Public documentation for governed AI labor
SDKs/Governance/Connectors
Arx / Docs / OSS Tool Images

Documentation

OSS Tool Images

Project-Agent-trust-merge / arxsec-api/docker/oss-tools/README.md

Project-Agent-trust-merge repo-root arxsec-api/docker/oss-tools/README.md

Docker images that wrap community / open-source security tools so ARX can invoke them through the community-oss sandbox profile.

Each tool gets its own subdirectory with a pinned Dockerfile. The connector Python module references the published image tag via a DEFAULT_<TOOL>_IMAGE constant; production deployments should pin by SHA digest at deploy time.

Adding a new tool

  1. Create <tool>/Dockerfile here. Use a non-root user (arx, uid 10001),

make /work writable, install the tool at a pinned version, and set the tool binary as ENTRYPOINT.

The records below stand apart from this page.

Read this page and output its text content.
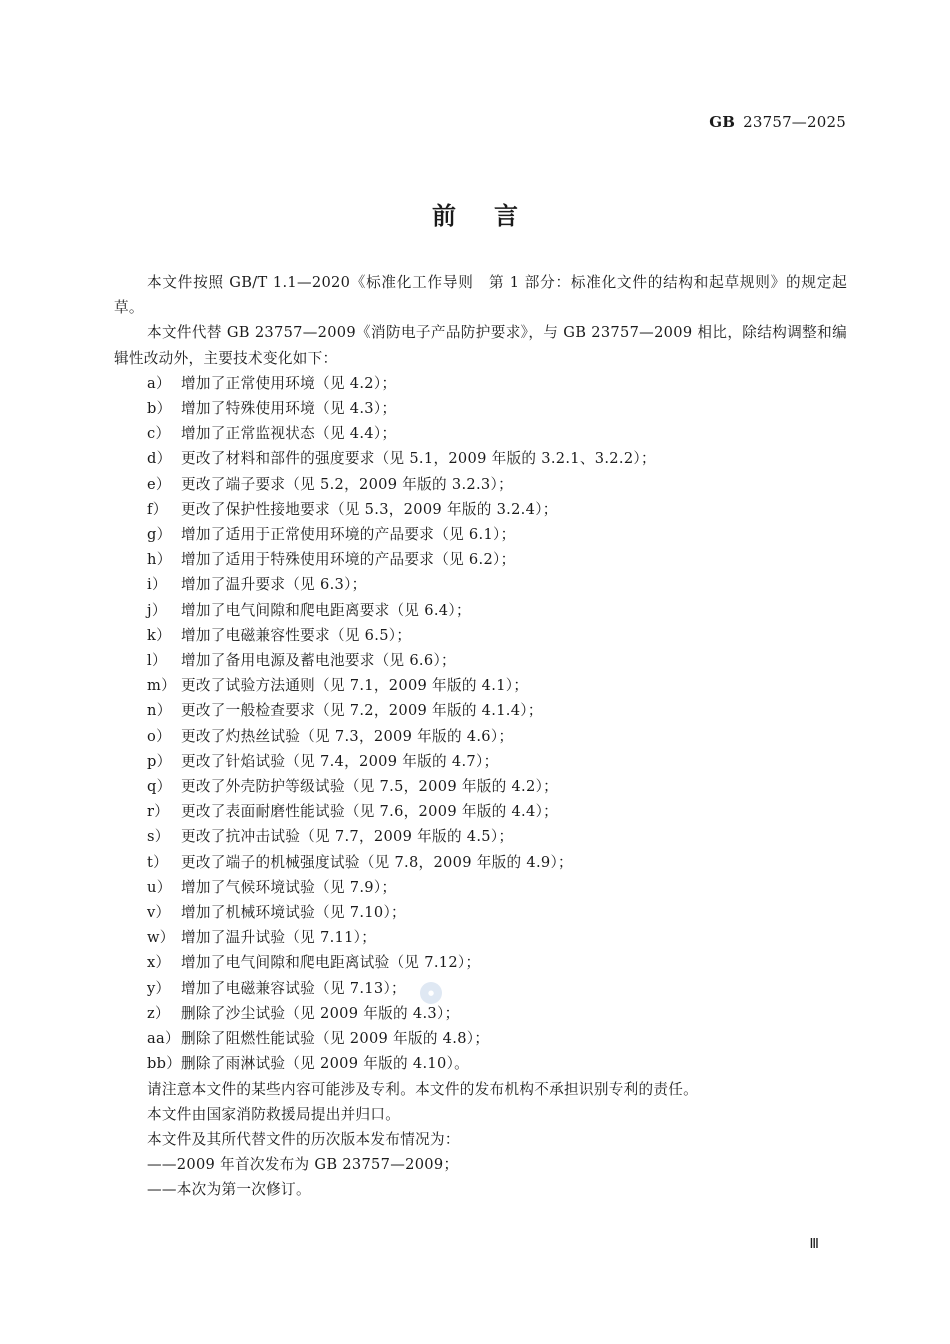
GB 23757—2025
前言
本文件按照 GB/T 1.1—2020《标准化工作导则　第 1 部分：标准化文件的结构和起草规则》的规定起草。
本文件代替 GB 23757—2009《消防电子产品防护要求》，与 GB 23757—2009 相比，除结构调整和编辑性改动外，主要技术变化如下：
a） 增加了正常使用环境（见 4.2）；
b） 增加了特殊使用环境（见 4.3）；
c） 增加了正常监视状态（见 4.4）；
d） 更改了材料和部件的强度要求（见 5.1，2009 年版的 3.2.1、3.2.2）；
e） 更改了端子要求（见 5.2，2009 年版的 3.2.3）；
f） 更改了保护性接地要求（见 5.3，2009 年版的 3.2.4）；
g） 增加了适用于正常使用环境的产品要求（见 6.1）；
h） 增加了适用于特殊使用环境的产品要求（见 6.2）；
i） 增加了温升要求（见 6.3）；
j） 增加了电气间隙和爬电距离要求（见 6.4）；
k） 增加了电磁兼容性要求（见 6.5）；
l） 增加了备用电源及蓄电池要求（见 6.6）；
m） 更改了试验方法通则（见 7.1，2009 年版的 4.1）；
n） 更改了一般检查要求（见 7.2，2009 年版的 4.1.4）；
o） 更改了灼热丝试验（见 7.3，2009 年版的 4.6）；
p） 更改了针焰试验（见 7.4，2009 年版的 4.7）；
q） 更改了外壳防护等级试验（见 7.5，2009 年版的 4.2）；
r） 更改了表面耐磨性能试验（见 7.6，2009 年版的 4.4）；
s） 更改了抗冲击试验（见 7.7，2009 年版的 4.5）；
t） 更改了端子的机械强度试验（见 7.8，2009 年版的 4.9）；
u） 增加了气候环境试验（见 7.9）；
v） 增加了机械环境试验（见 7.10）；
w） 增加了温升试验（见 7.11）；
x） 增加了电气间隙和爬电距离试验（见 7.12）；
y） 增加了电磁兼容试验（见 7.13）；
z） 删除了沙尘试验（见 2009 年版的 4.3）；
aa）删除了阻燃性能试验（见 2009 年版的 4.8）；
bb）删除了雨淋试验（见 2009 年版的 4.10）。
请注意本文件的某些内容可能涉及专利。本文件的发布机构不承担识别专利的责任。
本文件由国家消防救援局提出并归口。
本文件及其所代替文件的历次版本发布情况为：
——2009 年首次发布为 GB 23757—2009；
——本次为第一次修订。
●
Ⅲ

  1. Add a connector module under arxsec-api/app/connectors/<tool>.py

following the garak / promptfoo pattern.

  1. Add the connector to CONNECTOR_REGISTRY and CONNECTOR_METADATA in

arxsec-api/app/connectors/__init__.py.

  1. Add a credential schema entry in

arxsec-api/app/connectors/schemas.py (use LLM_PROVIDER_CREDS for AI-targeting tools).

  1. Add unit tests under arxsec-api/tests/test_oss_<tool>.py.

Images are intended to be built and published to ghcr.io/arxsec/oss-tools/<tool> on each merge to main via a future GitHub Actions workflow.